Il était le der­nier-né d’une très, très grande famille : ses treize frères aînés avaient eux-même été pré­cé­dés d’une grosse tren­taine de cou­sins plus ou moins éloi­gnés. On y trou­vait tous les corps de métiers : beau­coup de repor­ters, des aven­tu­riers, des poli­ciers, des clowns, des astro­nautes, des pilotes et même des gar­çons d’hôtel. Ses pères avaient obser­vé que leurs der­niers enfants étaient plus sérieux que leurs aînés ; des­ti­nant leur qua­tor­zième à une car­rière de cobaye, ils chan­gèrent radi­ca­le­ment de méthodes édu­ca­tives. Fini le lan­gage pué­ril, les “popo”, les “gou­zi-gou­zi”, les jeux d’enfant, les sur­noms idiots et les câlins-tout-va-bien : leur bébé apprit à par­ler cor­rec­te­ment, décou­vrit tout jeune la noir­ceur du monde et reçut une édu­ca­tion à la dure, pas­sant le plus clair de son temps dans la pluie grise de la capi­tale.

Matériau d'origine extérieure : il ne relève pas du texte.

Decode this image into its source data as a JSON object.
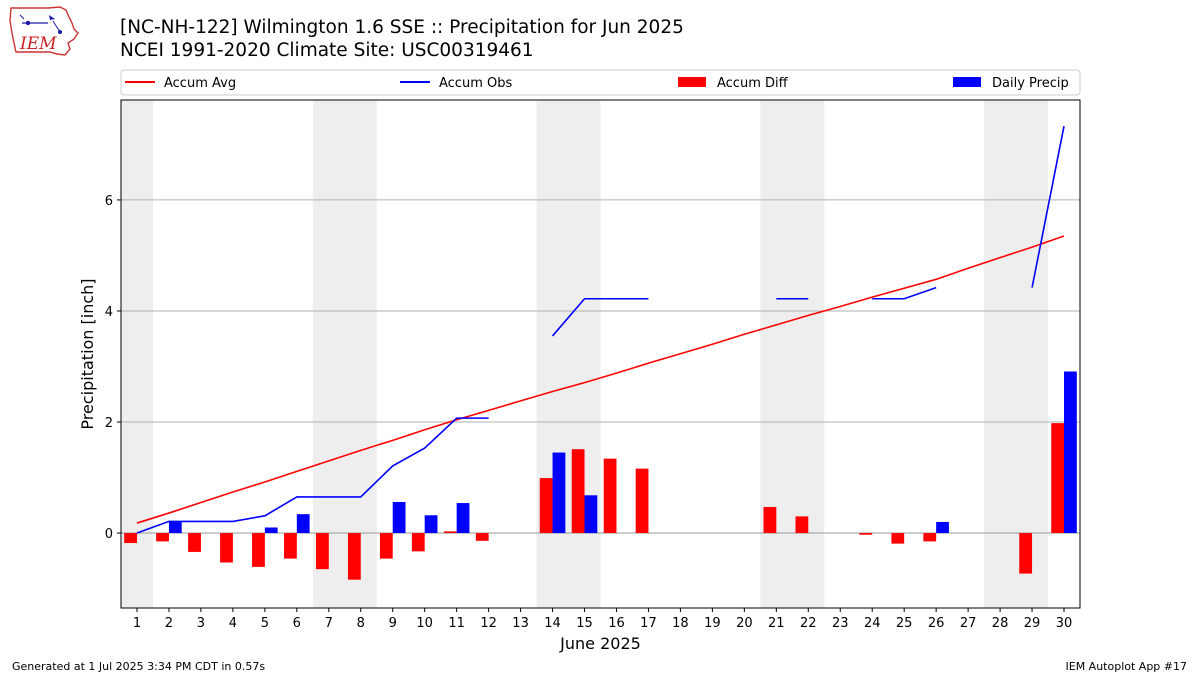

Plu­tôt bien accueilli mal­gré son carac­tère un peu bru­tal, il convain­quit ses parents d’avoir un nou­vel enfant, en repre­nant un peu de l’éducation en dou­ceur des aînés sans aban­don­ner le moderne réa­lisme du cadet. Las, mal­gré une pre­mière écho­gra­phie pro­met­teuse, les patriarches impo­sèrent l’avortement : le plus grand, mais aus­si le plus dur enfant du couple res­ta donc leur der­nier.

C’était vague­ment annon­cé dans les tomes pré­cé­dents, mais ça fait quand même un choc quand le rou­quin devient brus­que­ment adulte à 60 ans. — scé­na­rio et des­sin Tome & Jan­ry, cou­leurs de Becker

Joyeux anni­ver­saire, Machine qui rêve.